Firstly I am in a union environment which I’ve been working without a contract for the past 3 years. A contract was decided upon and retroactive raises were implemented in our paychecks. I first noticed a reduction in my salary after our raises followed by another reduction. I called payroll and they told me they had accidentally given me the wrong raise and had corrected it. I have recently been contacted by a higher up about my company requiring me to pay back a total of $690 in mistaken wages paid to me. I was told if I do not sign the agreement to repay the amount in full I will be taken to civil claims court.
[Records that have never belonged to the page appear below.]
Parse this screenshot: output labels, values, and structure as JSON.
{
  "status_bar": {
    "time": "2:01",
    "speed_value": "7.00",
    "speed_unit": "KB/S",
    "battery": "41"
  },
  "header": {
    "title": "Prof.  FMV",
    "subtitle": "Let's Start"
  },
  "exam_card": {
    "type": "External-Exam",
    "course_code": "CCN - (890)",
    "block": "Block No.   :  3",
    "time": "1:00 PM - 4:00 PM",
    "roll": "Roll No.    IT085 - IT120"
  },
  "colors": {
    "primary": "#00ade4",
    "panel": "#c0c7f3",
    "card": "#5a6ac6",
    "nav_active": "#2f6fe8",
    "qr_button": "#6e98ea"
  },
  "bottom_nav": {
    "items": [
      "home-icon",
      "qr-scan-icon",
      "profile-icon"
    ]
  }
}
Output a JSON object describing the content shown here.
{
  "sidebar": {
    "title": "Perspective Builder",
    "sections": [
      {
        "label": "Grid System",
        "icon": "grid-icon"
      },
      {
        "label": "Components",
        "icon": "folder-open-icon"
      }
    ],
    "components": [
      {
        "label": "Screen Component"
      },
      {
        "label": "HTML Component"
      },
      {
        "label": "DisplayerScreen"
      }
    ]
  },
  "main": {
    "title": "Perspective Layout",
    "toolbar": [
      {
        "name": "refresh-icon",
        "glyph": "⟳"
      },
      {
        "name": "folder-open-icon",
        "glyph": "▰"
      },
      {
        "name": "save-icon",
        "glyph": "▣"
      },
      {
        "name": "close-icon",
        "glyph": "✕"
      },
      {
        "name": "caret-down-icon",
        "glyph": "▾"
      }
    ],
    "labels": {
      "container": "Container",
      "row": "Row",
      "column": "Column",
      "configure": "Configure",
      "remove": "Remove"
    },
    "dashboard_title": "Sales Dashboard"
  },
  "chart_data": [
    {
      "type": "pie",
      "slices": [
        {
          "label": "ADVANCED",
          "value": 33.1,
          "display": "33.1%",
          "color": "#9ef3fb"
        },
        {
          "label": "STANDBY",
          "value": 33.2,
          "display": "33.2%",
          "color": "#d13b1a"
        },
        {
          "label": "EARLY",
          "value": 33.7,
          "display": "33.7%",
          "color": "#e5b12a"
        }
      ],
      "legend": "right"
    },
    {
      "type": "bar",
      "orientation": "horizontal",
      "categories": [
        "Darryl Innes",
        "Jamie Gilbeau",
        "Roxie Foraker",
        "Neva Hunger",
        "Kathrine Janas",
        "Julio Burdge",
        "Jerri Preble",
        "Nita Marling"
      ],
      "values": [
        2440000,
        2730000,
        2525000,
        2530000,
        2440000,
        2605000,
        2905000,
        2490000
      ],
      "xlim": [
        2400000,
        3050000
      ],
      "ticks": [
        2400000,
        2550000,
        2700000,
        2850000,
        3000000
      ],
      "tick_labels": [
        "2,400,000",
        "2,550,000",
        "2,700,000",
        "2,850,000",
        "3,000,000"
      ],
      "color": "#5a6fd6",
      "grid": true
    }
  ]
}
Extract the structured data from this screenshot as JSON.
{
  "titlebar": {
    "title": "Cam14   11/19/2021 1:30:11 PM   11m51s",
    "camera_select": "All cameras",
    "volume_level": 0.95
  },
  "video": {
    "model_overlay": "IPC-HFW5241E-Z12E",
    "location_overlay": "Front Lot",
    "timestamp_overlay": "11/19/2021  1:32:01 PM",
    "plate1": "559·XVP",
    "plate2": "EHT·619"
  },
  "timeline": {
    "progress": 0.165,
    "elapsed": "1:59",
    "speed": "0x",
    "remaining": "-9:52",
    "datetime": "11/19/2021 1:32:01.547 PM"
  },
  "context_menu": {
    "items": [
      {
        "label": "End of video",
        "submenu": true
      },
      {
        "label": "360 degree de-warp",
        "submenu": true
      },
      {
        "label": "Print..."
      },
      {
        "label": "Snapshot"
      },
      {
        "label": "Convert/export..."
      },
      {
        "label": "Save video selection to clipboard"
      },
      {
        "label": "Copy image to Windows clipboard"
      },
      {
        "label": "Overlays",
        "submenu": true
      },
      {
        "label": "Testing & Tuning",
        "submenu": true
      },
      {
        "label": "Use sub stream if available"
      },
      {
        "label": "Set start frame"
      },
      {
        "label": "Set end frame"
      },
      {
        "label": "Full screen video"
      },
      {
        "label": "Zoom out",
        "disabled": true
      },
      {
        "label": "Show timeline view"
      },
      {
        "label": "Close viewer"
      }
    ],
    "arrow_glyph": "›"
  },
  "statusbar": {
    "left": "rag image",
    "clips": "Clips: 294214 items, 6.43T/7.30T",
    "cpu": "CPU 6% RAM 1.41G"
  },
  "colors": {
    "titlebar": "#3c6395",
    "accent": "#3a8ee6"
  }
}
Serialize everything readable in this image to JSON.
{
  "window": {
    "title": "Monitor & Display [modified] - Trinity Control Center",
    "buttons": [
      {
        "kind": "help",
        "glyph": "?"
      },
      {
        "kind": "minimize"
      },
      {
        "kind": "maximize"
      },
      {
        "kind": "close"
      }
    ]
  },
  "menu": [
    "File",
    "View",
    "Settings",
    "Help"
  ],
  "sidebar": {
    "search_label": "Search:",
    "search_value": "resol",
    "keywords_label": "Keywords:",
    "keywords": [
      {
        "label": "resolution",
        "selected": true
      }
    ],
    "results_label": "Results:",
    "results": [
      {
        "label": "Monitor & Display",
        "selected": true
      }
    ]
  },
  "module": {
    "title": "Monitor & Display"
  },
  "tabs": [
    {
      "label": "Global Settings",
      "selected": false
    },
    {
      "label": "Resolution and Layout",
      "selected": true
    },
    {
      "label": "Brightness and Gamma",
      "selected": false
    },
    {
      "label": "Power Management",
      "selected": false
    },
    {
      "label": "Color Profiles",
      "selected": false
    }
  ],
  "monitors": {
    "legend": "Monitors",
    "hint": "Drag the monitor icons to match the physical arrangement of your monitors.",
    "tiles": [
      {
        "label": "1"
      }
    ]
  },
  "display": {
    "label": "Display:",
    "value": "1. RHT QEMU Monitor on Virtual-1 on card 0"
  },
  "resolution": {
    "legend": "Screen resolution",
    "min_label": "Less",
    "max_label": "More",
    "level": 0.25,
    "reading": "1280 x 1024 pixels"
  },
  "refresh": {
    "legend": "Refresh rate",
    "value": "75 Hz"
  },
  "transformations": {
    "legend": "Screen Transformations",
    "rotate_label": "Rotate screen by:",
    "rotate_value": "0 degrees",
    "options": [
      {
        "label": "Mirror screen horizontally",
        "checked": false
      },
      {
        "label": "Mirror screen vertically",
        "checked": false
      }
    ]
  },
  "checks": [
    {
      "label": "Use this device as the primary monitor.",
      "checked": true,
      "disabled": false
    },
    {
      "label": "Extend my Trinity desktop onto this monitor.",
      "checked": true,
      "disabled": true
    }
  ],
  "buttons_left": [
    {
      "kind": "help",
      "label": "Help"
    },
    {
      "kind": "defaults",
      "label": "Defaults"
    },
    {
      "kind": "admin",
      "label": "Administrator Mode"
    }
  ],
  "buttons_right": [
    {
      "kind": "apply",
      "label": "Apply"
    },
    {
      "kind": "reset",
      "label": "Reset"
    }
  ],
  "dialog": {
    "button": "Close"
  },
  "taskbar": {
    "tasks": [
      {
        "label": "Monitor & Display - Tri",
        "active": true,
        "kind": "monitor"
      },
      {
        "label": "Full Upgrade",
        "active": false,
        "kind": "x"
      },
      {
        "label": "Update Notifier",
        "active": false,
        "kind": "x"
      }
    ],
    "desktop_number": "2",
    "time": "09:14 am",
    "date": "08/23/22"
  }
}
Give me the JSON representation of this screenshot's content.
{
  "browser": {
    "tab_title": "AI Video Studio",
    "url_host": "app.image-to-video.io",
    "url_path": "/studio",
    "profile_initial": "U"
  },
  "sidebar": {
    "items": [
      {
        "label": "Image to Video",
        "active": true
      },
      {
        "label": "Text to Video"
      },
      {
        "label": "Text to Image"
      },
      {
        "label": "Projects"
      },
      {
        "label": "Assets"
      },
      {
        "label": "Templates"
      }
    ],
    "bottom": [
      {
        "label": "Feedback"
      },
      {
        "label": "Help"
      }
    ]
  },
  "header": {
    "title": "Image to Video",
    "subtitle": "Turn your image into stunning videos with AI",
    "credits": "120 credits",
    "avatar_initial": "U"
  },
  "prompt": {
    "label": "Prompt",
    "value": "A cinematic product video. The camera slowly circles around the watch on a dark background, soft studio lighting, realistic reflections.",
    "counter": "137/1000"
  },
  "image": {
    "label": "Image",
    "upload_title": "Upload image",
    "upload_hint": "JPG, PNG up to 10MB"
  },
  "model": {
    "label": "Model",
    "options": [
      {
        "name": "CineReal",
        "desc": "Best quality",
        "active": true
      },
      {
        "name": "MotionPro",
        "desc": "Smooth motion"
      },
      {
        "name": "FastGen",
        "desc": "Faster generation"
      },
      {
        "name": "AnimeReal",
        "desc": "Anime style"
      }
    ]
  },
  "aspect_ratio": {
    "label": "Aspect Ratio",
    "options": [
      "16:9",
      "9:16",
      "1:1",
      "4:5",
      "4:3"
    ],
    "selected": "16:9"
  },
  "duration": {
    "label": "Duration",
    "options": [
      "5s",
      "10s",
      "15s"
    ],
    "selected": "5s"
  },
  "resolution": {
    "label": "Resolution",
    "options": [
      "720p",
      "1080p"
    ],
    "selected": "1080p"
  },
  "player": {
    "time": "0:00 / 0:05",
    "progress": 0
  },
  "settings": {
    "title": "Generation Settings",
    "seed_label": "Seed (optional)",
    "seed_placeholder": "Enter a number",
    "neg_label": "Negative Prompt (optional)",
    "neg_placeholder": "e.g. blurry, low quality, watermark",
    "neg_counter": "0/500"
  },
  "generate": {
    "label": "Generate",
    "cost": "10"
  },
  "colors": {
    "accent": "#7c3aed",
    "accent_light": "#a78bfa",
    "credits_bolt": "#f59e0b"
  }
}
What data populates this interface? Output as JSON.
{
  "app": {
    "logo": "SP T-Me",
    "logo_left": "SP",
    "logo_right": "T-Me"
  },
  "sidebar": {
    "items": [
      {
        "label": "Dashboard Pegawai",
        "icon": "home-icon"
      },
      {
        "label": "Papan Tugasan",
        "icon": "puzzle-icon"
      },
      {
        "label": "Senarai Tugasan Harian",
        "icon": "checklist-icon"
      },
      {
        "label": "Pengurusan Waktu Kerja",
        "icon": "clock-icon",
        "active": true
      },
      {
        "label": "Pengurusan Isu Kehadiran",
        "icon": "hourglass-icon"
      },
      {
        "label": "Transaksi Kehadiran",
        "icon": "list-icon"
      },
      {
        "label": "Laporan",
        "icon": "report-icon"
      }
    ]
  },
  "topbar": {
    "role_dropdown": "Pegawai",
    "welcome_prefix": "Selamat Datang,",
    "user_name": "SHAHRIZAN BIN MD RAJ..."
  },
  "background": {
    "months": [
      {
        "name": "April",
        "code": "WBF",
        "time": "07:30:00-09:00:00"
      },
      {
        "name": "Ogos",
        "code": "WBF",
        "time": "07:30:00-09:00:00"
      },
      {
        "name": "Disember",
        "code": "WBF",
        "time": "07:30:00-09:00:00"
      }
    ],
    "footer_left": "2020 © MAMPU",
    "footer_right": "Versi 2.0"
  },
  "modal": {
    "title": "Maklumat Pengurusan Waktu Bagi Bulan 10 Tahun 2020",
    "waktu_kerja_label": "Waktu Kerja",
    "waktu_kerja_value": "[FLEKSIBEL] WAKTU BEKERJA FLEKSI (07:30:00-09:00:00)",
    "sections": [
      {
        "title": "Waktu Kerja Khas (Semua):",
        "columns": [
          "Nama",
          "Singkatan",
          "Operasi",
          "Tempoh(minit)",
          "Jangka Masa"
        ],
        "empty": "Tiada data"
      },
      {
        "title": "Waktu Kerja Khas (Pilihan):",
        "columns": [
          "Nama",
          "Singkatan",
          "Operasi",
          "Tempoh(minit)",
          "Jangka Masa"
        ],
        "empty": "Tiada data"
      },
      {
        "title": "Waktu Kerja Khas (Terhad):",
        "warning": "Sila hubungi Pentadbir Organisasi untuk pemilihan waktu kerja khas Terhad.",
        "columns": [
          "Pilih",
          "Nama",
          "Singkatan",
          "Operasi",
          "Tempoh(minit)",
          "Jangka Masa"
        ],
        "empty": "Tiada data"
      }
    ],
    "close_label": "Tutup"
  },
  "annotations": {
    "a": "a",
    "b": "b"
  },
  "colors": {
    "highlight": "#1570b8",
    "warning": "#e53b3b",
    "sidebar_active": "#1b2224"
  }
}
What are my options?

Asked on November 30, 2011 under Employment Labor Law, Pennsylvania


SJZ, Member, New York Bar / FreeAdvice Contributing Attorney

Answered 11 years ago | Contributor

You can pay or you can be sued. If you were overpaid--i.e. paid more than you were supposed to be paid for the work you in fact did--you do not have a right to keep the money; you have to return it. If you do not work out a plan with your employer to voluntarily pay it, they may sue you to recover the funds. Obviously, if you feel that you were not overpaid but instead received what you were entitled to, you would not pay and would instead defend yourself, by showing you were entitled to the money, if sued.

However, if you do legitimately owe the money and your employer wants it, you will either need to work out a payment plan or risk a lawsuit.